Tonight, for the first time in my life, I'll be attending a caucus to help decide the fate of a nation. Well, not personally deciding, and I'm not enrolled for Minneapolis, but I digress.
See, the American political system is a vast and arcane thing, with complexity possibly on the level of, oh I don't know, discovering a unified field theory.
Before the election even happens, each party must choose a candidate. These candidates campaign against each other prior to the real election, and registered party members get to decide who they want to represent them. However, it's more complicated. Each state is given a certain number of delegates, and a candidate needs the majority of delegates nationally to gain the nomination. The Republican party has a "winner take all" system, where whoever gets the highest percentage of votes gets all the delegates. The Democrats have a proportional system, where the percentage of votes equals the percentage of delegates. And 24 of the states do this deciding today, on Super Tuesday. Which means by the end of today, we'll probably have a Republican candidate. But maybe not a Democrat. The race is so close between Clinton and Obama, that even once everything's been tallied, it could still be very, very close. At which point we'd have to wait for the remaining states, or one of the other, lesser candidates to commit his delegates to one of them.

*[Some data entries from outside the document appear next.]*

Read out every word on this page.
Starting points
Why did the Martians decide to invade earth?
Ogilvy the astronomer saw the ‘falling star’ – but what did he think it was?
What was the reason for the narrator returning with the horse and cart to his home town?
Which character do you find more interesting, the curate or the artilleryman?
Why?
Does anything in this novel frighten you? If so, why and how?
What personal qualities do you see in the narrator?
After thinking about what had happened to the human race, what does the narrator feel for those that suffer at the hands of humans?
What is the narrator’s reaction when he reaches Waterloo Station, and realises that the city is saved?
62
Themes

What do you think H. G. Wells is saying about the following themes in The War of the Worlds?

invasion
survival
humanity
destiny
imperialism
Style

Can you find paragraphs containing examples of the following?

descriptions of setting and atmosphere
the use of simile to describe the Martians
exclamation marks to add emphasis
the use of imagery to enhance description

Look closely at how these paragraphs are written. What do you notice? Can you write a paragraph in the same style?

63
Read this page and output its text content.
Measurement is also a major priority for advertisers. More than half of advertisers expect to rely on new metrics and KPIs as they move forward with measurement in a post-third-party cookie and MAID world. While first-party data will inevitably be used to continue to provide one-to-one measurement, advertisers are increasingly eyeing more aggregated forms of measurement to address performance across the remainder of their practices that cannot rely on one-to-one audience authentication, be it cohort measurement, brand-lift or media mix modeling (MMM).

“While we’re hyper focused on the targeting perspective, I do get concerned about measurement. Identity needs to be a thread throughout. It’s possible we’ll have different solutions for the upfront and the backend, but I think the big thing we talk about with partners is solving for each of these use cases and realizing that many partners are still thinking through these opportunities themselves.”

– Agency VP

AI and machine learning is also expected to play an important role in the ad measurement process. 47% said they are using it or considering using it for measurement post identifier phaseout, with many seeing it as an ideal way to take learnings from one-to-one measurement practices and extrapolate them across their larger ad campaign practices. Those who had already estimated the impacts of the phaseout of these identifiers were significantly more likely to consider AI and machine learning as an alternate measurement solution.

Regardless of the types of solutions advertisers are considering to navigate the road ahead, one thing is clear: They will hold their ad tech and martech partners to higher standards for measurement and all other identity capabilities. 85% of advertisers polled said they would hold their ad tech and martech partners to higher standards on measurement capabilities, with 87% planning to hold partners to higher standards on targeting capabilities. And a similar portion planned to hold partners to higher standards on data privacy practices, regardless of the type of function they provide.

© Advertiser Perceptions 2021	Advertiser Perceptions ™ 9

Of course, some shit is even more complicated than that. Two states (New Hampshire and somewhere else, I don't remember) decided that they wanted to hold their primaries earlier on in the year, to make them seem cool and important. Democratic Party said "No, you can't do that, or else everyone will do it, and it'll just get fucking crazy". The states said "Tough titties" and so the Democratic Party isn't accepting those delegates as being valid.
On top of that, some of the states aren't required to give their delegates to who the citizens vote for. In a couple of places, even if the majority fell with, say, Romney, the state could actually give all the delegates to another candidate, say Huckabee. Kind of a holdover from when they didn't trust the citizens to make intelligent decisions.
And this is only to decide who's going to be that candidate, not even the actual President. That's a whole 'nother level of stuff I don't understand. I'll try to figure it out before voting.
Of course, the whole process of delegates is slightly weird. There's a lot of gerrymandering going on, with large, low population rural states often wielding power on a level with their more populous cousins. Whether this is fair or not is entirely up for debate.